Dördüncü Ders

اِنَّ الْاَبْرَارَ لَفٖى نَعٖيمٍ ۞ وَاِنَّ الْفُجَّارَ لَفٖى جَحٖيمٍ

Ey Said-i gafil! Herkes için şu hayat denilen süratli seferde, kabre iki yol vardır. O iki yol, uzun ve kısalıkta müsavidirler. Lâkin birisinde zararsız olmakla beraber, bir menfaat-i azîme olduğu, mütevatir ehl-i şuhud ve ihtisasın şehadet ve icmalarıyla sabittir. O yolun on yolcusundan dokuzu, o menfaat-i azîmeye nâil olduğu yine ehl-i şuhudun tevatürüyle sabittir.

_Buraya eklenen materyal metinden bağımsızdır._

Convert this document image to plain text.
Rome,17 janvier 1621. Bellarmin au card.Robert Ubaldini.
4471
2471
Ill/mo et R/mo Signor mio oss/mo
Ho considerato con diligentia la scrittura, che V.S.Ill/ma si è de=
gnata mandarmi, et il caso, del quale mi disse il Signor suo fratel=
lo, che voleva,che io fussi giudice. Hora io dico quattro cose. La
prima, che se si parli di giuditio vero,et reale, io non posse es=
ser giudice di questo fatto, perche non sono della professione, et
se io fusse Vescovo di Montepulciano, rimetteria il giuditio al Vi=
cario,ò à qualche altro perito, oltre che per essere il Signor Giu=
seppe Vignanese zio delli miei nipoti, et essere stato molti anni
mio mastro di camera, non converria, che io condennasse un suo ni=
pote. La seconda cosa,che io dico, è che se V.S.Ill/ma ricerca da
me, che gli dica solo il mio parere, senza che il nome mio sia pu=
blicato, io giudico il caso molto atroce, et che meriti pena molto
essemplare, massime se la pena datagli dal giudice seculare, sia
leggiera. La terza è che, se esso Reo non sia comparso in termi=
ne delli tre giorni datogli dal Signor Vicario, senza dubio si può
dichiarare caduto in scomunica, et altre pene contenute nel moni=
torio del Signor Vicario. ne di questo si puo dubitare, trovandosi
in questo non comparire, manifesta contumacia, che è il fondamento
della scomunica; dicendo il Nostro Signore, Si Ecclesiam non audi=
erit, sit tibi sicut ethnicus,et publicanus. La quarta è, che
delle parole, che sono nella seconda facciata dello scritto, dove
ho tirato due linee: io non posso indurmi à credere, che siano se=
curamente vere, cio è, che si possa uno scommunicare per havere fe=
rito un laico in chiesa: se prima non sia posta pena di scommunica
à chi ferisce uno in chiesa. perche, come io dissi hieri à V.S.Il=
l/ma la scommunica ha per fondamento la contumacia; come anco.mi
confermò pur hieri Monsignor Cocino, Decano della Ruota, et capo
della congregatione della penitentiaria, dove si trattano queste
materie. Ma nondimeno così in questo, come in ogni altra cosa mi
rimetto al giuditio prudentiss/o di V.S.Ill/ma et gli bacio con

İkinci yol ise ittifaken menfaatsiz olduğu halde, pek azîm bir zararı olduğu ehl-i hibre ve şuhudun icmaıyla sabittir. Bu ikinci yolda, onda dokuz ihtimal zarar vardır. Şu tehlikeli yolu ihtiyar edenler bedbaht ve eblehlerdir ki zahirî bir hafiflik için silah ve zâdı beraber kaldırmıyorlar. Vakıâ bir batman ağırlıktan kurtuluyorlar. Lâkin bilmiyorlar ki kalpleri yüz batman minneti kaldırıyor. Kantarlarla ehval ve mehavifi ruhlarına yüklüyorlar.